The “Belt and Road” Infrastructure Development Index revealed that Mozambique improved its 2025 ranking in terms of the level and quality of built infrastructure, stating that the country “demonstrated remarkable improvements.” Released by Lusa, the study led by Saudi Arabia, Indonesia, and Malaysia reported that Mozambique rose from 38th to 34th place in the index, surpassing Angola, which dropped from 20th to 35th position.
“Adjustments in Mozambique’s monetary policy and revisions to the investment law promoted a more favorable business environment, allowing smooth progress on major projects,” it explained. The report described Brazil as the highest-ranked Portuguese-speaking country, due to ongoing improvements in fiscal and tax policies. “Brazil is advancing in industrial strategies, leading to sustained improvements in the business environment and a steady increase in dynamism.”
Among other countries in the Community of Portuguese Language Countries (CPLP), Equatorial Guinea is ranked 56th, Portugal 62nd, Timor-Leste 67th, Cape Verde 70th, São Tomé and Príncipe, and Guinea-Bissau both at 73rd.
This study was announced by Chinese leader Xi Jinping in 2013 and involves more than 80 countries in Beijing’s international strategic plan to develop maritime, road, and rail links, as well as investments in energy resources.
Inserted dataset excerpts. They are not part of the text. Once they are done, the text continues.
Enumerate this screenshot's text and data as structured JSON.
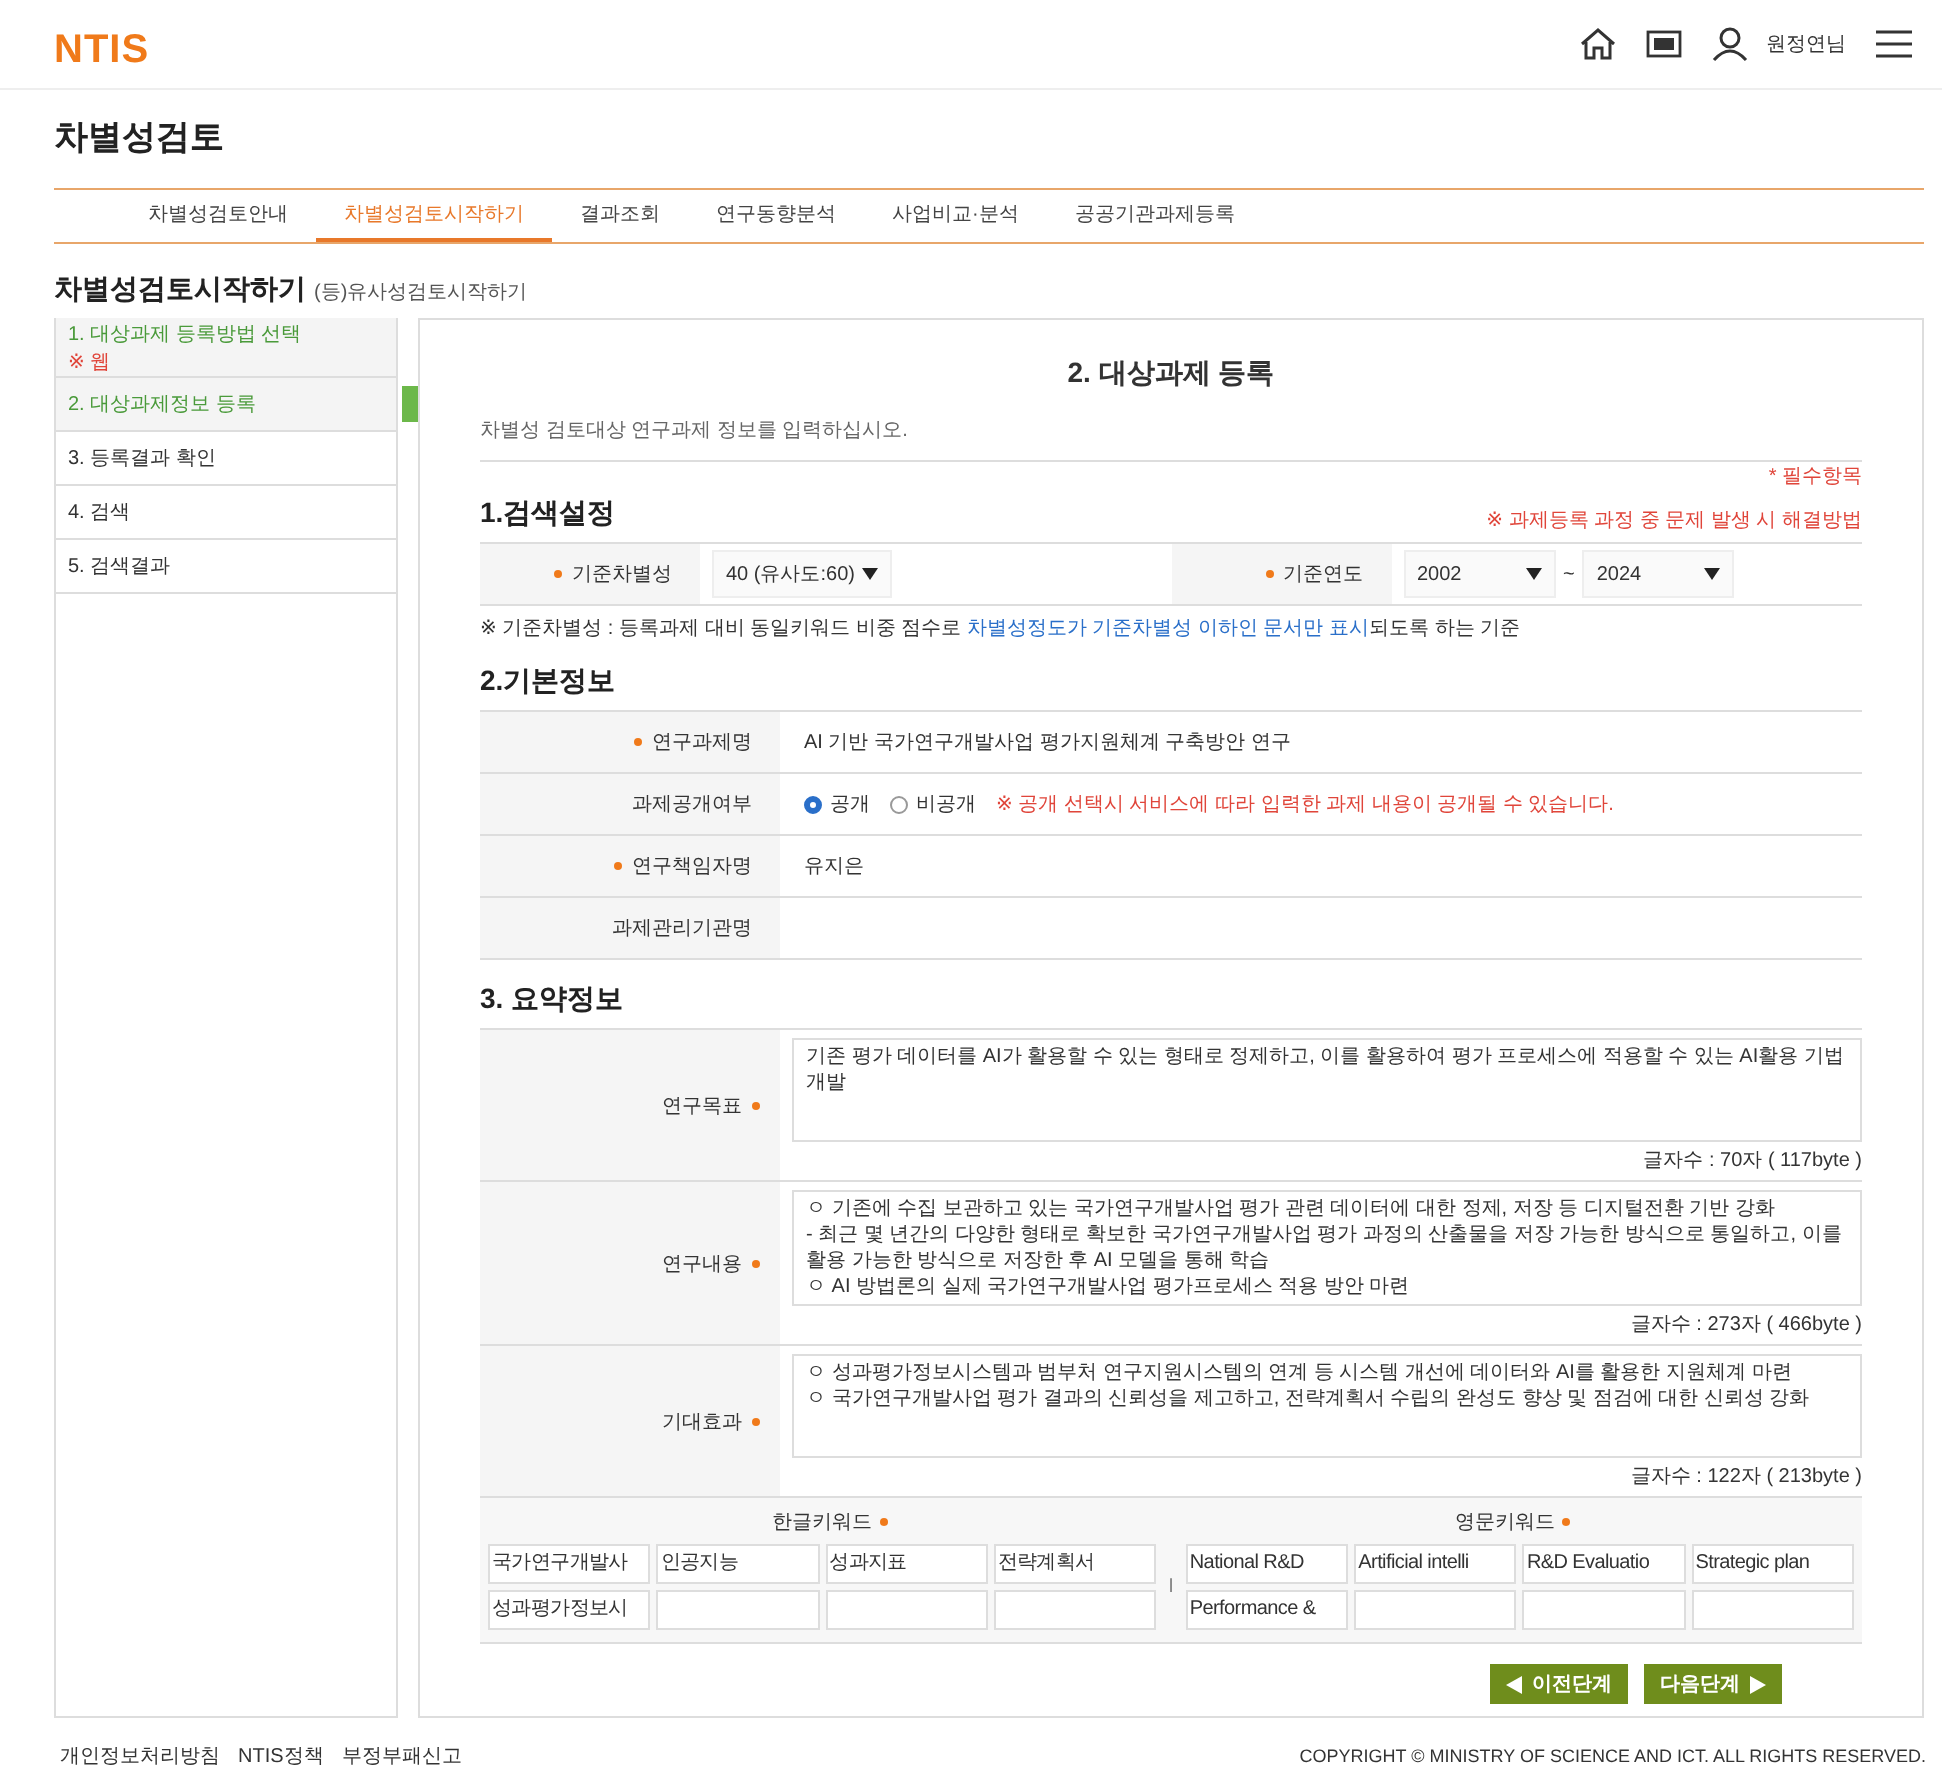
{
  "header": {
    "logo": "NTIS",
    "user": "원정연님"
  },
  "page_title": "차별성검토",
  "tabs": [
    {
      "label": "차별성검토안내",
      "selected": false
    },
    {
      "label": "차별성검토시작하기",
      "selected": true
    },
    {
      "label": "결과조회",
      "selected": false
    },
    {
      "label": "연구동향분석",
      "selected": false
    },
    {
      "label": "사업비교·분석",
      "selected": false
    },
    {
      "label": "공공기관과제등록",
      "selected": false
    }
  ],
  "section_title": "차별성검토시작하기",
  "section_subtitle": "(등)유사성검토시작하기",
  "steps": [
    {
      "label": "1. 대상과제 등록방법 선택",
      "note": "※ 웹",
      "done": true,
      "selected": false
    },
    {
      "label": "2. 대상과제정보 등록",
      "done": true,
      "selected": true
    },
    {
      "label": "3. 등록결과 확인",
      "done": false,
      "selected": false
    },
    {
      "label": "4. 검색",
      "done": false,
      "selected": false
    },
    {
      "label": "5. 검색결과",
      "done": false,
      "selected": false
    }
  ],
  "form": {
    "title": "2. 대상과제 등록",
    "intro": "차별성 검토대상 연구과제 정보를 입력하십시오.",
    "search": {
      "heading": "1.검색설정",
      "required_note": "* 필수항목",
      "help_link": "※ 과제등록 과정 중 문제 발생 시 해결방법",
      "criterion_label": "기준차별성",
      "criterion_value": "40 (유사도:60)",
      "year_label": "기준연도",
      "year_from": "2002",
      "year_sep": "~",
      "year_to": "2024",
      "footnote": "※ 기준차별성 : 등록과제 대비 동일키워드 비중 점수로 **차별성정도가 기준차별성 이하인 문서만 표시**되도록 하는 기준"
    },
    "basic": {
      "heading": "2.기본정보",
      "rows": [
        {
          "kind": "text",
          "label": "연구과제명",
          "required": true,
          "value": "AI 기반 국가연구개발사업 평가지원체계 구축방안 연구"
        },
        {
          "kind": "radio",
          "label": "과제공개여부",
          "required": false,
          "options": [
            {
              "label": "공개",
              "selected": true
            },
            {
              "label": "비공개",
              "selected": false
            }
          ],
          "warning": "※ 공개 선택시 서비스에 따라 입력한 과제 내용이 공개될 수 있습니다."
        },
        {
          "kind": "text",
          "label": "연구책임자명",
          "required": true,
          "value": "유지은"
        },
        {
          "kind": "text",
          "label": "과제관리기관명",
          "required": false
        }
      ]
    },
    "summary": {
      "heading": "3. 요약정보",
      "rows": [
        {
          "label": "연구목표",
          "required": true,
          "text": "기존 평가 데이터를 AI가 활용할 수 있는 형태로 정제하고, 이를 활용하여 평가 프로세스에 적용할 수 있는 AI활용 기법 개발",
          "count": "글자수 : 70자 ( 117byte )"
        },
        {
          "label": "연구내용",
          "required": true,
          "text": "ㅇ 기존에 수집 보관하고 있는 국가연구개발사업 평가 관련 데이터에 대한 정제, 저장 등 디지털전환 기반 강화\n- 최근 몇 년간의 다양한 형태로 확보한 국가연구개발사업 평가 과정의 산출물을 저장 가능한 방식으로 통일하고, 이를 활용 가능한 방식으로 저장한 후 AI 모델을 통해 학습\nㅇ AI 방법론의 실제 국가연구개발사업 평가프로세스 적용 방안 마련",
          "count": "글자수 : 273자 ( 466byte )"
        },
        {
          "label": "기대효과",
          "required": true,
          "text": "ㅇ 성과평가정보시스템과 범부처 연구지원시스템의 연계 등 시스템 개선에 데이터와 AI를 활용한 지원체계 마련\nㅇ 국가연구개발사업 평가 결과의 신뢰성을 제고하고, 전략계획서 수립의 완성도 향상 및 점검에 대한 신뢰성 강화",
          "count": "글자수 : 122자 ( 213byte )"
        }
      ]
    },
    "keywords": {
      "korean_label": "한글키워드",
      "english_label": "영문키워드",
      "separator": "I",
      "korean": [
        {
          "kind": "filled",
          "value": "국가연구개발사"
        },
        {
          "kind": "filled",
          "value": "인공지능"
        },
        {
          "kind": "filled",
          "value": "성과지표"
        },
        {
          "kind": "filled",
          "value": "전략계획서"
        },
        {
          "kind": "filled",
          "value": "성과평가정보시"
        },
        {
          "kind": "blank"
        },
        {
          "kind": "blank"
        },
        {
          "kind": "blank"
        }
      ],
      "english": [
        {
          "kind": "filled",
          "value": "National R&D"
        },
        {
          "kind": "filled",
          "value": "Artificial intelli"
        },
        {
          "kind": "filled",
          "value": "R&D Evaluatio"
        },
        {
          "kind": "filled",
          "value": "Strategic plan"
        },
        {
          "kind": "filled",
          "value": "Performance &"
        },
        {
          "kind": "blank"
        },
        {
          "kind": "blank"
        },
        {
          "kind": "blank"
        }
      ]
    },
    "buttons": [
      {
        "kind": "prev",
        "label": "이전단계"
      },
      {
        "kind": "next",
        "label": "다음단계"
      }
    ]
  },
  "footer": {
    "links": [
      "개인정보처리방침",
      "NTIS정책",
      "부정부패신고"
    ],
    "copyright": "COPYRIGHT © MINISTRY OF SCIENCE AND ICT. ALL RIGHTS RESERVED."
  }
}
The index evaluates the environment, demand, receptiveness, and costs for infrastructure development in 84 countries. The higher the score, the better the outlook for a country’s infrastructure industry and the greater the attractiveness for companies to invest, build, and operate in these territories. The report was presented at the 16th International Forum on Infrastructure Investment and Construction, held in Macau until Thursday, June 12, gathering representatives from more than 70 countries and regions.